Ebed ne demektir?

ma'vera

Emektar
Özel Üye
Ebed:
Ebedîlik. Zevalsizlik. Sonu olmamak. (Bak: Beka)

(Aklın bir hizmetkârı ve tasvircisi olan "kuvve-i hayâliye"ye denilse ki: Sana bir milyon sene ömür ile saltanat-ı dünya verilecek, fakat âhirde mutlaka hiç olacaksın. Tevehhüm aldatmamak, nefis karışmamak şartıyla "Oh" yerine "Ah" diyecek ve teessüf edecek. Demek, en büyük fâni, en küçük bir âlet ve cihazat-ı insaniyeyi doyuramıyor. İşte bu istidattandır ki, insanın ebede uzanmış emelleri ve kâinatı ihâta etmiş efkârları ve ebedî saadetlerinin envaına yayılmış arzuları gösterir ki: Bu insan ebed için halk edilmiş ve ebede gidecektir. Bu dünya ona bir misâfirhanedir ve âhiretine bir intizar salonudur. S.)

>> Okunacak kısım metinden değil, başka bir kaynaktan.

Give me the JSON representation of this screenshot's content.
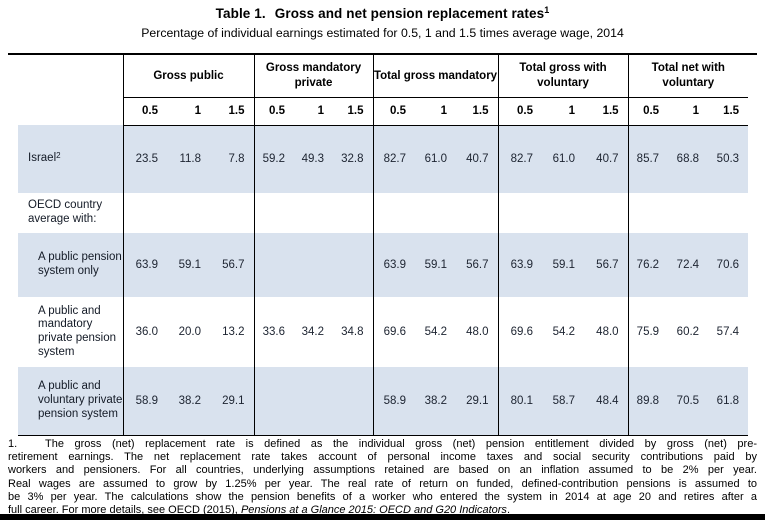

(İnsanın fıtrat-ı zişuuru olan vicdanı saadet-i ebediyeye bakar, gösterir. Evet, kim, kendi uyanık vicdanını dinlerse, "Ebed!... Ebed!" sesini işitecektir. Bütün kâinat o vicdana verilse, ebede karşı olan ihtiyacının yerini dolduramaz. Demek o vicdan, o ebed için mahluktur. Demek bu vicdanî olan incizab ve cezbe, bir gaye-i hakikiyenin ve bir hakikat-ı câzibedârın yalnız cezbi ile olabilir. S.)


Ebed-ül âbâd:
Tükenmez, ebedî hayat. Sonsuzluk.
* Cennet.


Ebed-ül âbidîn:
Ebediyyen, sonsuz olarak.


Ebeden:
(Ebedâ) Devamlı olarak. Kat'â ve aslâ. Hiçbir vakit.


Ebedî:
Sonsuza ve ebediyete âit. Ebediyete dâir ve müteallik.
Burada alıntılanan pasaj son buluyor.